An inquest was held into the death of dairy farmer Brian Swales, aged 67, who died whilst out tending to his cattle, as reported the northernecho.co.uk.
Mr. Swales was killed by his cattle, something he had done “thousands of times”, in July of this year. The farmer was checking his bull and 17 Friesian heifers, and the bull was said to be lame.
The inquest at the North Yorkshire Coroner’s Court heard that the farmer suffered from lacerations to his lungs and broken ribs following the incident, injuries resembling that of a crush injury.
News reports suggested that the farmer may have been trampled by the bull, though the inquest heard from the coroner, who said it was impossible to tell. Mr. Swales wife said she thought that maybe he had slipped in the field and unable to get up. He had been recovering from a hip operation at the time the inquest heard.

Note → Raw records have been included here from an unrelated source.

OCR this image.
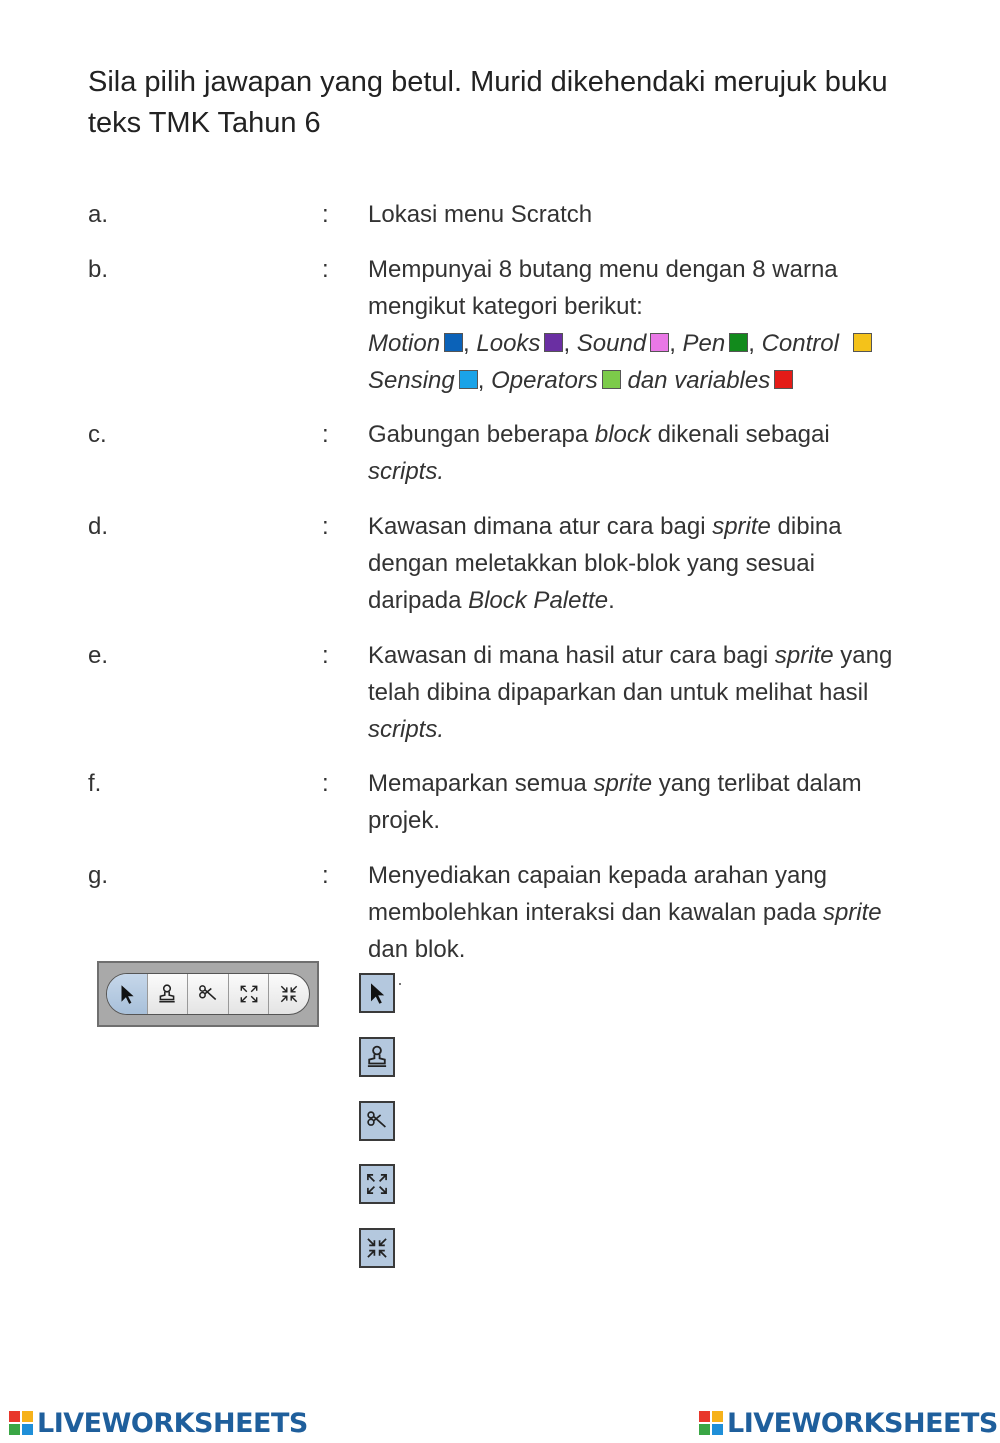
Sila pilih jawapan yang betul. Murid dikehendaki merujuk buku teks TMK Tahun 6
a.	: Lokasi menu Scratch
b.	: Mempunyai 8 butang menu dengan 8 warna
mengikut kategori berikut:
Motion , Looks , Sound , Pen , Control
Sensing , Operators dan variables
c.	: Gabungan beberapa block dikenali sebagai
scripts.
d.	: Kawasan dimana atur cara bagi sprite dibina
dengan meletakkan blok-blok yang sesuai
daripada Block Palette.
e.	: Kawasan di mana hasil atur cara bagi sprite yang
telah dibina dipaparkan dan untuk melihat hasil
scripts.
f.	: Memaparkan semua sprite yang terlibat dalam
projek.
g.	: Menyediakan capaian kepada arahan yang
membolehkan interaksi dan kawalan pada sprite
dan blok.
LIVEWORKSHEETS	LIVEWORKSHEETS
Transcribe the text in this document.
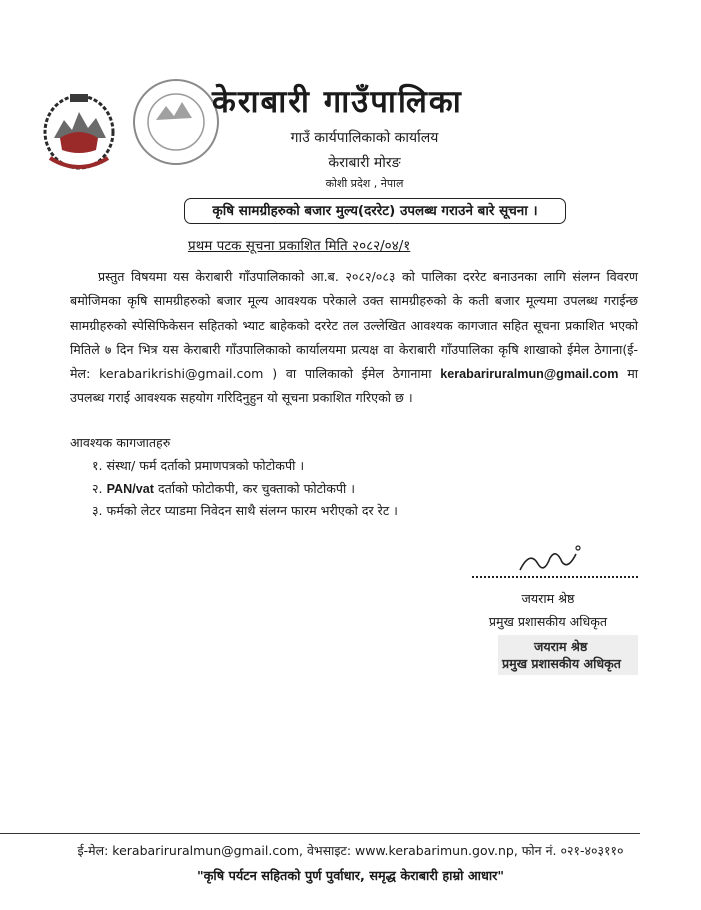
केराबारी गाउँपालिका
गाउँ कार्यपालिकाको कार्यालय
केराबारी मोरङ
कोशी प्रदेश , नेपाल
कृषि सामग्रीहरुको बजार मुल्य(दररेट) उपलब्ध गराउने बारे सूचना ।
प्रथम पटक सूचना प्रकाशित मिति २०८२/०४/१
प्रस्तुत विषयमा यस केराबारी गाँउपालिकाको आ.ब. २०८२/०८३ को पालिका दररेट बनाउनका लागि संलग्न विवरण बमोजिमका कृषि सामग्रीहरुको बजार मूल्य आवश्यक परेकाले उक्त सामग्रीहरुको के कती बजार मूल्यमा उपलब्ध गराईन्छ सामग्रीहरुको स्पेसिफिकेसन सहितको भ्याट बाहेकको दररेट तल उल्लेखित आवश्यक कागजात सहित सूचना प्रकाशित भएको मितिले ७ दिन भित्र यस केराबारी गाँउपालिकाको कार्यालयमा प्रत्यक्ष वा केराबारी गाँउपालिका कृषि शाखाको ईमेल ठेगाना(ई-मेल: kerabarikrishi@gmail.com ) वा पालिकाको ईमेल ठेगानामा kerabariruralmun@gmail.com मा उपलब्ध गराई आवश्यक सहयोग गरिदिनुहुन यो सूचना प्रकाशित गरिएको छ ।
आवश्यक कागजातहरु
१. संस्था/ फर्म दर्ताको प्रमाणपत्रको फोटोकपी ।
२. PAN/vat दर्ताको फोटोकपी, कर चुक्ताको फोटोकपी ।
३. फर्मको लेटर प्याडमा निवेदन साथै संलग्न फारम भरीएको दर रेट ।
जयराम श्रेष्ठ
प्रमुख प्रशासकीय अधिकृत
जयराम श्रेष्ठ
प्रमुख प्रशासकीय अधिकृत
ई-मेल: kerabariruralmun@gmail.com, वेभसाइट: www.kerabarimun.gov.np, फोन नं. ०२१-४०३११०
"कृषि पर्यटन सहितको पुर्ण पुर्वाधार, समृद्ध केराबारी हाम्रो आधार"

Mrs. Swales added that her husband was an “experienced stockman”, but maybe he was trampled by the animals.
“His movements trying to get back to his feet may have caused the cows to investigate and have stepped on him.” she said.
The inquest also heard that the farmer had been granted permission by another local farmer, Charlie Flintoff, to use part of the land for his livestock. The pair had an agreement which saw Mr. Flintoff put sheep on Mr. Swales farm in return. The scene was attended by emergency services and police at the time, though Mr. Swales was pronounced dead at the scene.
A verdict of accidental death was returned, in what was described as a “wholly tragic case” by Deputy Yorkshire East Coroner Richard Watson.
"Clearly, Brian had been a farmer all his life and was an experienced stockman. But because we do not know exactly what happened to him in the field, I can only conclude that he was crushed by cattle.” he said.